Hyde-Smith, McDaniel have state senate records to compare
Published 8:17 pm Wednesday, April 4, 2018
On March 21, state Sen. Chris McDaniel sent yet another installment of an email blast for a fundraising come-on he entitled the “Remember Mississippi Moneybomb” in which he seeks $100,000 before a self-imposed “March 31st at Midnight” deadline.
When last I checked the McDaniel “Moneybomb” web landing page on March 28, the Ellisville attorney had raised $26,455 of that total with three days to go. But the verbiage of the campaign cash appeal was in many ways far more interesting than the tick-tock, tick-tock of the deadline.
McDaniel’s message to supporters and potential donors intoned ominously: “The good news is, thanks to the establishment choosing a Democrat to replace Thad Cochran, Mississippi voters will have a clear choice for U.S. Senate this November. A choice between a life-long Democrat appointed by McConnell and the GOP elites or a principled conservative fighter with a track record in the State Senate to back it up.”
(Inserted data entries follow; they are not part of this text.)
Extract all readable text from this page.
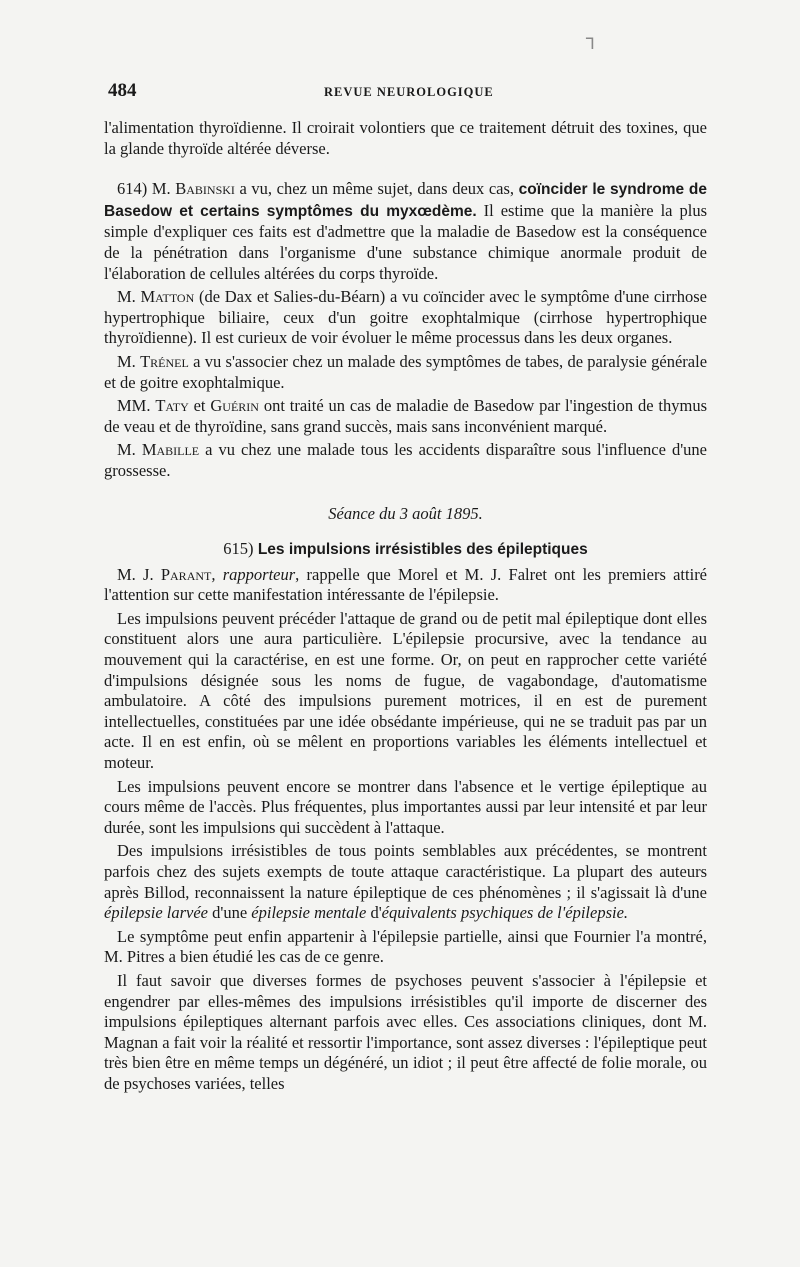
ᒣ
484	REVUE NEUROLOGIQUE

l'alimentation thyroïdienne. Il croirait volontiers que ce traitement détruit des toxines, que la glande thyroïde altérée déverse.

614) M. Babinski a vu, chez un même sujet, dans deux cas, coïncider le syndrome de Basedow et certains symptômes du myxœdème. Il estime que la manière la plus simple d'expliquer ces faits est d'admettre que la maladie de Basedow est la conséquence de la pénétration dans l'organisme d'une substance chimique anormale produit de l'élaboration de cellules altérées du corps thyroïde.

M. Matton (de Dax et Salies-du-Béarn) a vu coïncider avec le symptôme d'une cirrhose hypertrophique biliaire, ceux d'un goitre exophtalmique (cirrhose hypertrophique thyroïdienne). Il est curieux de voir évoluer le même processus dans les deux organes.

M. Trénel a vu s'associer chez un malade des symptômes de tabes, de paralysie générale et de goitre exophtalmique.

MM. Taty et Guérin ont traité un cas de maladie de Basedow par l'ingestion de thymus de veau et de thyroïdine, sans grand succès, mais sans inconvénient marqué.

M. Mabille a vu chez une malade tous les accidents disparaître sous l'influence d'une grossesse.

Séance du 3 août 1895.

615) Les impulsions irrésistibles des épileptiques

M. J. Parant, rapporteur, rappelle que Morel et M. J. Falret ont les premiers attiré l'attention sur cette manifestation intéressante de l'épilepsie.

Les impulsions peuvent précéder l'attaque de grand ou de petit mal épileptique dont elles constituent alors une aura particulière. L'épilepsie procursive, avec la tendance au mouvement qui la caractérise, en est une forme. Or, on peut en rapprocher cette variété d'impulsions désignée sous les noms de fugue, de vagabondage, d'automatisme ambulatoire. A côté des impulsions purement motrices, il en est de purement intellectuelles, constituées par une idée obsédante impérieuse, qui ne se traduit pas par un acte. Il en est enfin, où se mêlent en proportions variables les éléments intellectuel et moteur.

Les impulsions peuvent encore se montrer dans l'absence et le vertige épileptique au cours même de l'accès. Plus fréquentes, plus importantes aussi par leur intensité et par leur durée, sont les impulsions qui succèdent à l'attaque.

Des impulsions irrésistibles de tous points semblables aux précédentes, se montrent parfois chez des sujets exempts de toute attaque caractéristique. La plupart des auteurs après Billod, reconnaissent la nature épileptique de ces phénomènes ; il s'agissait là d'une épilepsie larvée d'une épilepsie mentale d'équivalents psychiques de l'épilepsie.

Le symptôme peut enfin appartenir à l'épilepsie partielle, ainsi que Fournier l'a montré, M. Pitres a bien étudié les cas de ce genre.

Il faut savoir que diverses formes de psychoses peuvent s'associer à l'épilepsie et engendrer par elles-mêmes des impulsions irrésistibles qu'il importe de discerner des impulsions épileptiques alternant parfois avec elles. Ces associations cliniques, dont M. Magnan a fait voir la réalité et ressortir l'importance, sont assez diverses : l'épileptique peut très bien être en même temps un dégénéré, un idiot ; il peut être affecté de folie morale, ou de psychoses variées, telles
That statement presents several avenues upon which one could easily get sidetracked. First, the false narrative of “the lifelong Democrat” and the historical shell game it represents as McDaniel seeks to play purity politics with newly-appointed interim U.S. Sen. Cindy Hyde-Smith.
Like a legion of Republican Mississippi state legislators in both houses, Smith switched parties in 2010 to join the GOP as a state senator before carrying the GOP standard successfully in two statewide ag commissioner elections. McDaniel consistently spins his political allegiance to Ronald Reagan and says he became a Republican “at age thirteen when I first heard Ronald Reagan speak.”
Stirring tale, that, but it ignores the bedrock fact that Reagan himself was a former labor union organizer and Roosevelt Democrat who didn’t join the Republican Party until 1962. And if the national GOP prospered and began to win elections with Democratic converts like Reagan, the Mississippi GOP grew out of the phone booth with former Democrats seeking a viable two-party system.
From Reconstruction through the 2011 elections, Democrats controlled the Mississippi Legislature. Republicans won the Governor’s Mansion with Kirk Fordice in 1992 for the first time since Reconstruction, and Fordice served two terms. Democrat Ronnie Musgrove served a term as governor from 2000 to 2004 before Republican Haley Barbour served two consecutive terms from 2004 to 2012, when current GOP Gov. Phil Bryant took over for two terms.
The Mississippi House of Representatives was solidly in the control of the Democratic Party from Reconstruction through the 2011 elections when the GOP wrestled control away from the Dems for the first time in 150 years.
The state Senate only came under Republican control in 2007 as the result of a party switch by Shannon Walley that pitched the Senate into a 26–26 partisan tie — which gave the tie-breaking vote to then Lt. Gov. Amy Tuck, who had switched from the Democratic Party to the GOP in 2002. Republicans took an outright 27–25 majority later that year when Sen. Tommy Gollott switched parties.
Even more interesting is McDaniel’s narrative that he’s a “conservative fighter with a track record in the State Senate to back it up.”
An examination of the record, studying legislation in which McDaniel and Hyde-Smith were principal authors of legislation, shows that McDaniel’s state Senate colleagues rejected legislation he authored more often than they did legislation Hyde-Smith authored and passed more of her legislation than his.
In 11 years in the state Senate, principal author legislation from McDaniel was introduced 334 times, died in committee 299 times, passed 37 times and of those bills signed into law, 13 of them were legislation commending schools for championships, students for winning pageants, or other feel-good legislation passed primarily as enrolled bills. One was a rules change.
In 12 years in the state Senate, principal author legislation from Hyde-Smith was introduced 261 times, died in committee 184 times, passed 77 times and of those bills signed into law, 41 were commendations or other enrolled bills.
Fiery “swamp draining” rhetoric about his state Senate record from McDaniel aside, the actual numbers show that Hyde-Smith wasn’t hampered from passing substantive legislation in an increasingly partisan state legislative environment by her affiliation with either party.